Dissecting T Cell Exhaustion in Non-Small Cell Lung Cancer: Single-Cell and Spatial Transcriptomics Reveal Prognostic Signatures and Therapeutic Implications

Background: Non-small cell lung cancer (NSCLC) represents 85% of lung cancers and remains a leading cause of cancer death. Immunotherapy advancements have improved treatment, but many patients develop resistance due to T cell exhaustion. Understanding this mechanism, aided by single-cell RNA sequencing, is vital for creating personalized therapies. Methods: Single-cell RNA sequencing (scRNA-seq) and bulk RNA-seq data from NSCLC patients and normal tissues were collected from multiple databases. Batch effects were corrected, and scRNA-seq data were processed using Seurat for dimensionality reduction and clustering. Exhausted T cell subpopulations were identified, and transcriptional and spatial analyses were conducted using SCENIC and pseudotime analysis.

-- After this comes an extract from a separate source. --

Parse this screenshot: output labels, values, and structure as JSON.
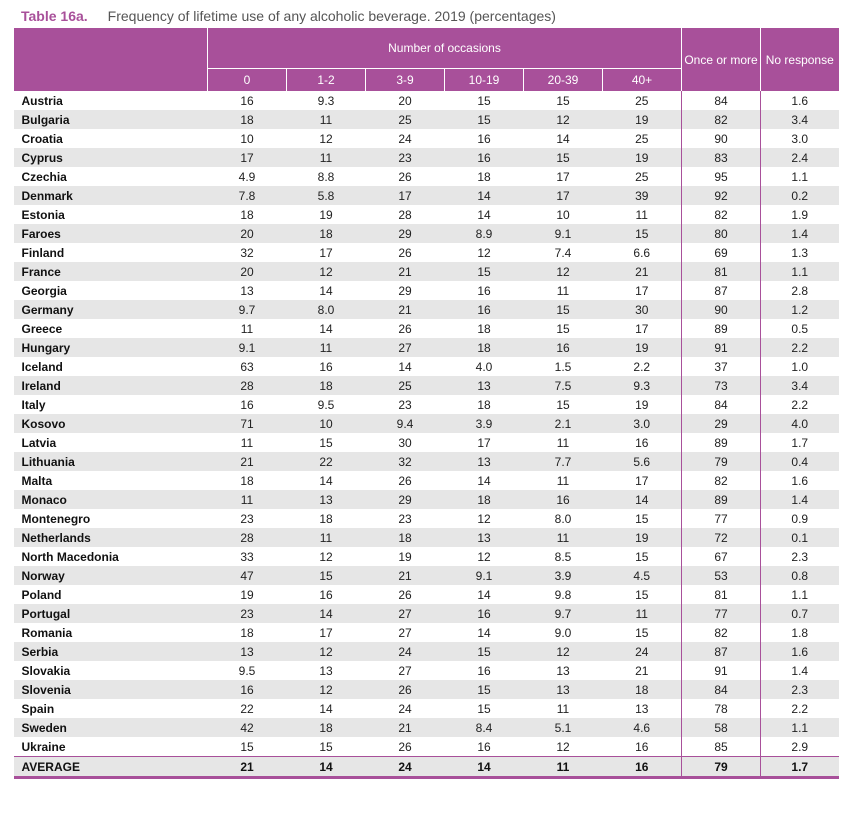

Additionally, a 20-T-ExhauRs prognostic model was developed using machine learning algorithms, and immune infiltration and drug sensitivity analyses were performed. Statistical analyses were conducted using R and Python software. Results: The study identified exhausted T cell subpopulations in NSCLC using dimensionality reduction and clustering, revealing 25 subpopulations and significant differences between normal and NSCLC groups. Pseudotime and transcription factor analysis showed the evolution of exhausted T cell subpopulations. Spatial transcriptomics and metabolic pathway enrichment revealed heterogeneity in the tumor microenvironment. The 20-T-ExhauRs prognostic model was developed using machine learning and demonstrated strong survival prediction accuracy. Immune infiltration analysis revealed weaker immune responses in high-risk groups, while drug sensitivity analysis indicated reduced effectiveness of certain chemotherapies. The study offers insights into immune regulation, tumor progression, and therapeutic strategies for NSCLC. Conclusion: This study identified exhausted T cell subpopulations in NSCLC, revealing their roles in tumor progression. The 20-T-ExhauRs model accurately predicted survival outcomes. Spatial transcriptomics and immune infiltration analyses highlighted tumor heterogeneity, suggesting potential therapeutic strategies to improve NSCLC treatment and patient prognosis.